L’avventura di Don Giovanni Bosco
Proviamo ad immaginare la Torino di 150 anni fa, presa dalla febbre della prima industrializzazione. Arrivavano per lavorare nelle fabbriche, sparse lungo tutto il corso della Dora, migliaia e migliaia di immigrati. Il fiume infatti era l’energia elettrica del tempo e alimentava i mulini che azionavano le macchine di decine e decine di fabbriche. Nel 1850 si parla addirittura di 50.000 o 100.000 immigrati.
Gli immigrati non arrivavano dal Sud Italia e certamente non da fuori Italia, arrivavano, più semplicemente, dalla provincia di Asti.
I problemi erano enormi: la città era invasa da bande di ragazzi che si offrivano per tutti i lavori possibili (ambulanti, lustrascarpe, fiammiferai, spazzacamini, mozzi di stalla, garzoni…) e non sono protetti da nessuno. Si formavano vere e proprie bande che infestavano i sobborghi, soprattutto nei giorni festivi in cui non si lavorava.

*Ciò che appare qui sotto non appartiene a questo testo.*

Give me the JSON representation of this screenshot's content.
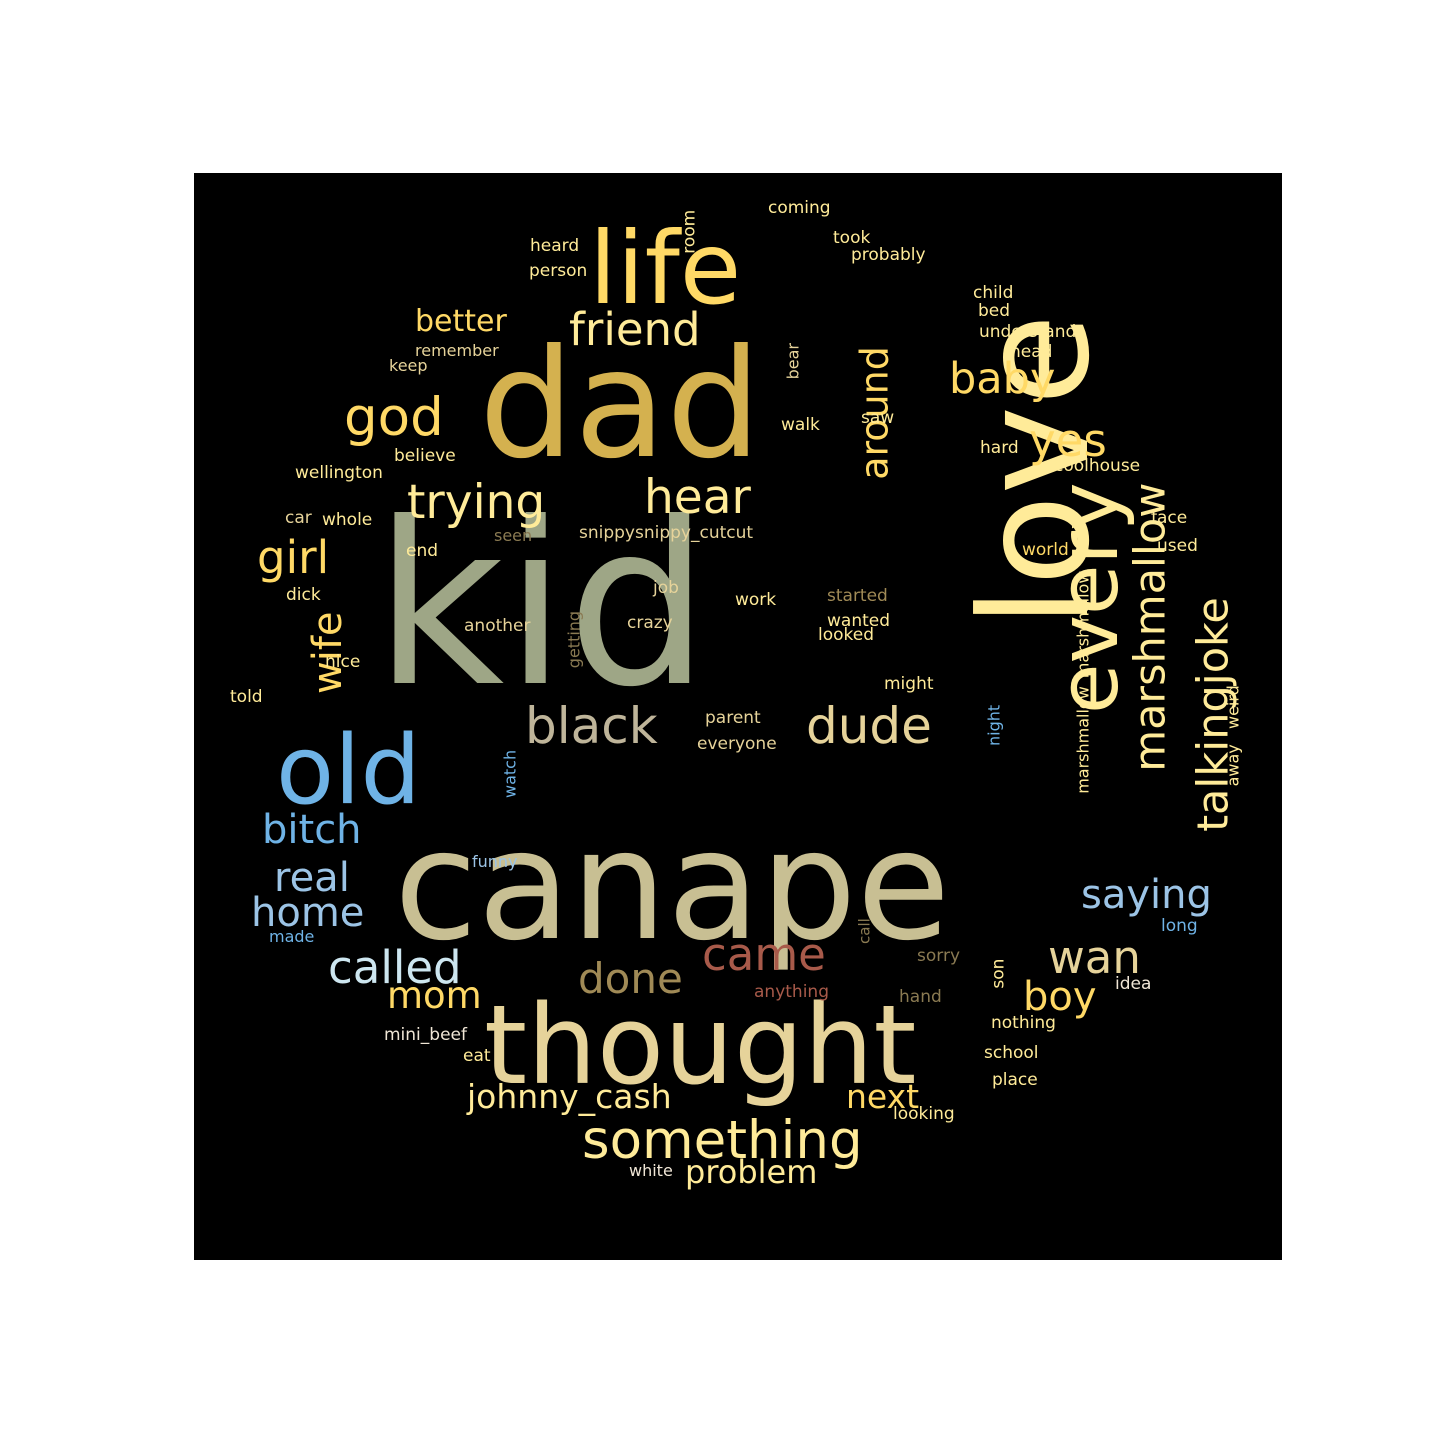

In quegli stessi anni, arrivava dalla provincia di Asti anche un giovane prete, Don Giovanni Bosco; proveniva da una famiglia poverissima, dove aveva sofferto la fame e le privazioni, come tutti.
È un prete un po’ particolare, che negli anni di studio ha trovato tempo – per mantenersi o per passione – di fare il pastore, il giocoliere e il saltimbanco, il sarto, il fabbro ferraio, il barista e il pasticciere, il segnapunti al tavolo deI biliardo, il suonatore di organo e di spinetta. Più avanti farà anche lo scrittore e il compositore di canzoni.
Fin da subito, comincia ad adoperarsi per cercare di risolvere le situazioni di estrema difficoltà che gli si presentavo sotto gli occhi con una dedizione, una forza ed un coraggio inimmaginabile. Tanto da stupire gli stessi uomini di chiesa!
I suoi ragazzi lo ricambiavano con lo stesso affetto e la stessa dedizione.
Un episodio lo rivela sufficientemente. Nel luglio deI 1846 egli ebbe uno sbocco di sangue e svenne, dopo una massacrante giornata passata all’Oratorio, dove oggi sorge la basilica di Santa Ausiliatrice.
In breve: è in fin di vita. Resta otto giorni tra la vita e la morte.
In quegli otto giorni ci furono ragazzi che, sotto il sole rovente lavorando sulle impalcature, non toccarono una goccia d’acqua, per chiedere a Dio la sua guarigione. Si davano il cambio notte e giorno al Santuario della Consolata per pregare per lui, dopo aver fatto le consuete dodici ore di lavoro. Alcuni promisero di recitare il rosario per tutta la vita. Altri di restare a pane e acqua per mesi, per un anno, qualcuno per sempre.
I medici dicevano che quel sabato don Bosco sarebbe certamente morto. Gli sbocchi di sangue erano ormai continui, Don Bosco guarì, impensabilmente.